Even then, there will probably always be people for whom those same treatments don’t work. We aren’t built on assembly lines. Our bodies are unique. Our cancers are too.

We have to decide the value of cancer treatments to extend life a couple of months or longer. Is a treatment that extends life three months worth $150,000, and what are the potential side effects?

There’s also another huge issue. Data from more than half of cancer trials underpinning drug approvals remains inaccessible, according to a shocking new study that audited over 300 clinical trials backing anti-cancer medicines approved by the US drug regulator over the last ten years.

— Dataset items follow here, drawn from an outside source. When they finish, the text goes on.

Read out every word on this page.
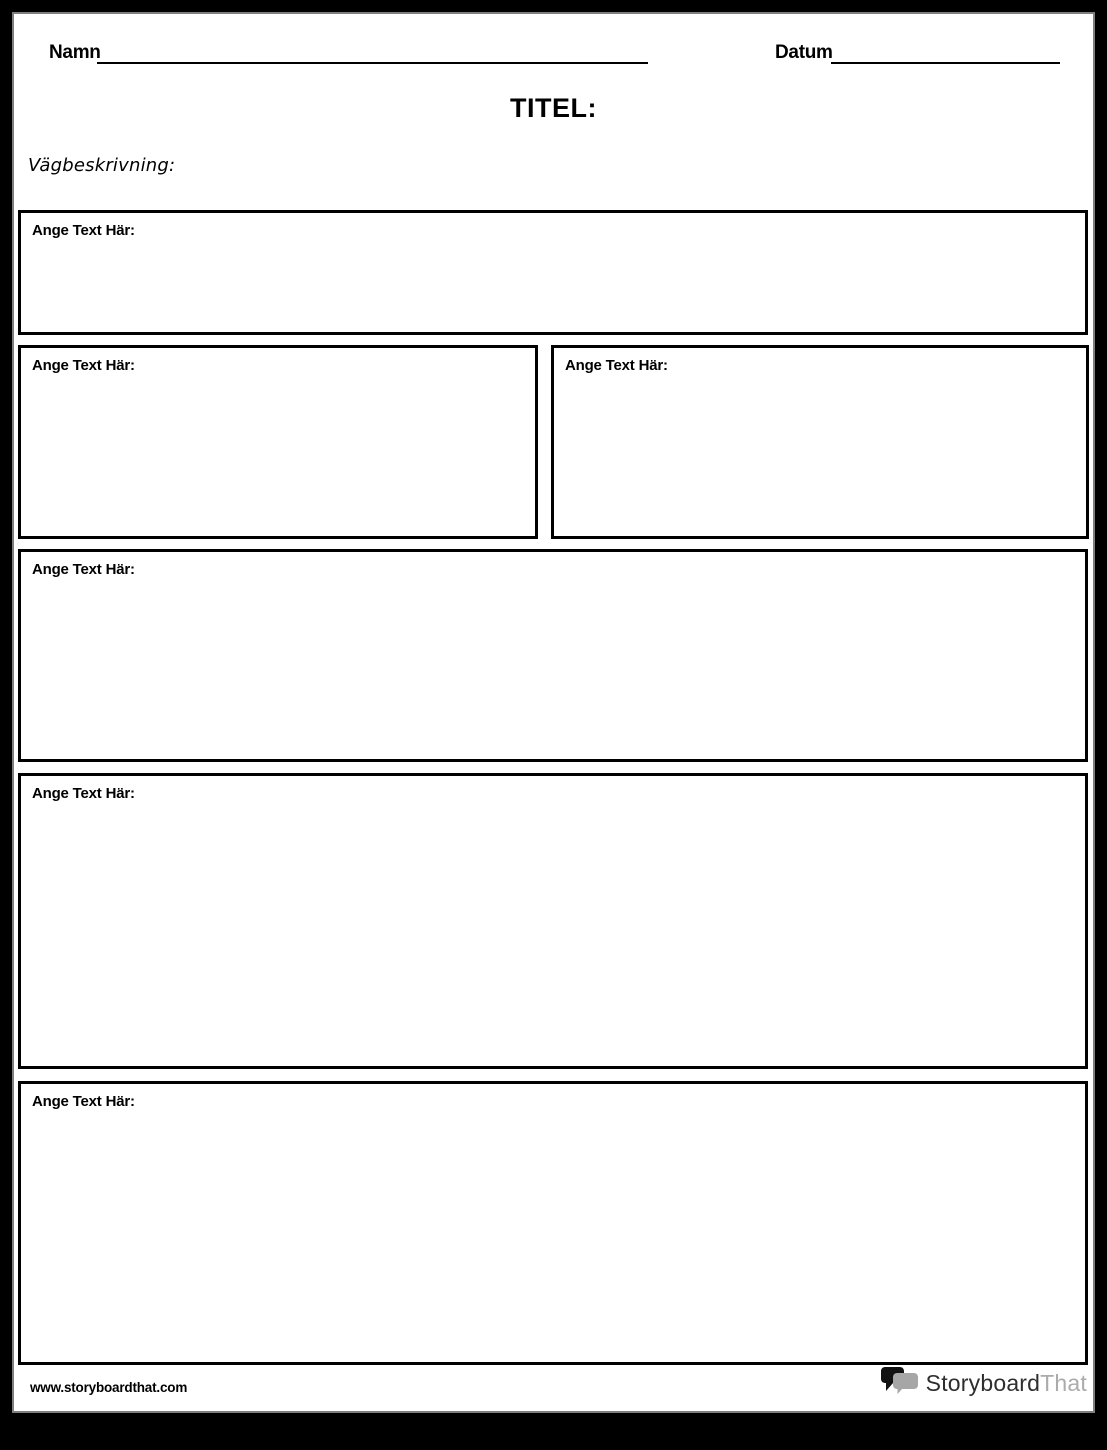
Namn	Datum
TITEL:
Vägbeskrivning:
Ange Text Här:
Ange Text Här:	Ange Text Här:
Ange Text Här:
Ange Text Här:
Ange Text Här:
www.storyboardthat.com	StoryboardThat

Of the 304 industry-sponsored clinical trials that provided data for 115 anti-cancer drugs approved by the US Food and Drug Administration (FDA) between 2011 and 2021, only 45 percent had publicly shared patient-level data – or said they would do so when the researchers enquired about accessing data.

A study found that less than one-tenth of trials cited on three of the top-selling anti-cancer drug product labels made individual patient data available.

Right now, new cancer treatments are being promoted by the media. They often don’t do their homework on drug approvals or clinical trials and ask hard questions. Instead, people read a headline saying a new pill stopped breast cancer cells from reproducing without understanding that its use in mice is far from being available to patients.

President Biden, like many others, wants a cancer moonshot but it’s more likely going to take a lot of rockets to reach the moon cancer, a treatable disease for everyone.